New research from API management firm Apigee and a Massachusetts Institute of Technology digital fellow shows a direct impact to the bottom line of companies that implement API programs.
The study finds that companies adopting APIs, or application programming interfaces, experienced an average annual revenue increase of 13.5 percent. Apigee recently released research from Marshall Van Alstyne, author of Platform Revolution and an MIT digital fellow, that explored the financial impact of API programs at more than 120 companies.
According to Van Alstyne’s study, API adoption leads to increased profitability in the short and long run.
“For a firm of 13,500 employees, our preferred specification implies API adoption increases yearly net income by more than $250,000,” the report said. “APIs vary in their business function, and we find that B2B, B2C, and internal API calls are heterogeneous in their association with outcomes. We also find evidence that having an open developer portal further enhances the gains from API adoption.”
Van Alstyne defines an API as a set of routines, protocols and tools that standardize building software applications compatible with an associated program or database.
APIs are both code and contracts, as “they govern the type and format of calls, or communications, that any given application can make of another associated program,” the report said. “The associated program is agnostic about the source of the call, and the app need not know anything about the internal workings of the associated program.”
Moreover, APIs make it easy for individuals to write programs that communicate with online services and shared databases. In short, they fuel the so-called app economy.
“APIs are the infrastructure that mediates economic transactions; their value is not controlled by a single firm alone but also by the developers willing to use them for productive purposes,” Van Alstyne said in his report. “They enable ubiquitous interactivity.”
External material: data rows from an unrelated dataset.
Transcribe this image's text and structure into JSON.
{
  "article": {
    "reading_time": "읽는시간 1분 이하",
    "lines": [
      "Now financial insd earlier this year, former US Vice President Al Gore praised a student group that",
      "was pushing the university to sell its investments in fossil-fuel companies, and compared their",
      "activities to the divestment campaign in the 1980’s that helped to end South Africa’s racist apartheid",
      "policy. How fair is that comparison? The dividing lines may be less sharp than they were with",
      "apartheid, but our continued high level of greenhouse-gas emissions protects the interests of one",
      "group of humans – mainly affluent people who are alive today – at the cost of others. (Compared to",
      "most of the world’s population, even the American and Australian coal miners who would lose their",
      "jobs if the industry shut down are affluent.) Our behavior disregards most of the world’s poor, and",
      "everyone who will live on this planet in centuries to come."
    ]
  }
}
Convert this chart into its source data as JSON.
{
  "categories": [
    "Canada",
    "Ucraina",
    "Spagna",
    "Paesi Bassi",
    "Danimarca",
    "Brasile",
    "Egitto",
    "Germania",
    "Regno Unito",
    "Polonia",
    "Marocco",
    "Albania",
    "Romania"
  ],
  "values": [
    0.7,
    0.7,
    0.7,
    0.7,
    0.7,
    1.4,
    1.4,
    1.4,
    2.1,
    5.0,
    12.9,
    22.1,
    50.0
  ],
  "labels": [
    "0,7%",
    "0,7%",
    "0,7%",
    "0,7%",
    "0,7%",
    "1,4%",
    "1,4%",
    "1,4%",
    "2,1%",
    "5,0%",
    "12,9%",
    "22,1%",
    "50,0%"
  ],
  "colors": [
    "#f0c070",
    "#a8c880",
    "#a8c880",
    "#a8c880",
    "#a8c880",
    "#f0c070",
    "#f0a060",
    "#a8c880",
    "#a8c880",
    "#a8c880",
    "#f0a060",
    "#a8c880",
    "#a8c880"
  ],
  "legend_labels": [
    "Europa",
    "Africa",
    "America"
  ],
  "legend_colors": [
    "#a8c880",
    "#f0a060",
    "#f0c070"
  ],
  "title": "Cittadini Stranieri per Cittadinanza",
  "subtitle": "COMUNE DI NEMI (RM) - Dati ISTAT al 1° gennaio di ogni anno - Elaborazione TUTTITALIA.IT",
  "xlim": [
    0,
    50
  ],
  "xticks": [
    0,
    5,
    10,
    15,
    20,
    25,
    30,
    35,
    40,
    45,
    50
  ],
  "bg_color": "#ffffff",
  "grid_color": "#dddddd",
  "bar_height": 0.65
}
Born-on-the-web companies, such as Salesforce.com, Google, Amazon Web Services, Facebook, Twitter and eBay, all have strong API programs. Firms adopting APIs tend to be quite large, with an average net income of more than $600 million and a market value of $31 billion, the study said.
In addition to boosting the bottom line, APIs help lower barriers to entry for programmers and make designing complementary programs easier, faster and less disruptive to existing business logic, Van Alstyne said.
“Other claimed benefits include better internal information diffusion and management; higher function and lower-cost data management and security; and the ability to serve as the foundation of a digital platform, by making it easier for outsiders to participate in and add value to the ecosystem,” he said. “The key to all of these is that APIs don’t directly lead to the consequences; rather, that they make these impactful investments cheaper. Any firm writing their own code will likely find it useful, if not immediately necessary, to create an associated API.”
In addition, the study shows that firms adopting APIs see increases in sales, net income, market capitalization and intangible assets.
“In our preferred specification, (fixed effects with API adopters as the control group, and additional controls) API adoption is associated with a $67,400 per quarter ($269,600 per year) increase in net income and $154,000 increase in market capitalization,” the study said.
According to Bryan Kirschner, director of Apigee Institute, the time for companies to sit on the sidelines is over. “The days when a small, passionate mobile team might lack evidence to convince top management that APIs are more broadly relevant to competitiveness are behind us,” he said in a blog post. “Today’s balance of risk is different. As boards and CEOs wrestle with digital transformation, the urgency of ‘getting in the game’ of doing business with APIs might get lost in a larger change initiative that, for most, will take years to fully unfold.”
Meanwhile, Apigee also announced its new Apigee Edge experience—a new approach to designing, developing and publishing APIs using Apigee Edge, a platform for developing and managing API proxies.
In September, Google agreed to acquire Apigee in a deal worth $625 million. Apigee provides a platform for developing, managing and monetizing APIs, as well as predictive analytics to help developers gain insight into the use of their APIs. The deal is expected to close by the end of this year.
APIs are essentially building blocks for developing software applications.
“Companies are moving beyond the traditional ways of communicating like phone calls and visits and instead are communicating programmatically through APIs,” Diane Green, senior vice president of Google’s cloud business, said in a statement. “APIs allow the company’s back-end services to talk to the mobile and web-based apps used by their customers and partners. Instead of the doctor phoning a prescription into the pharmacy, they can use an app that talks to the pharmacy through an API. Apigee easily enables this by providing a comprehensive API platform that supports secure, stable, multi-language, dev, test, publish and analytics capabilities.”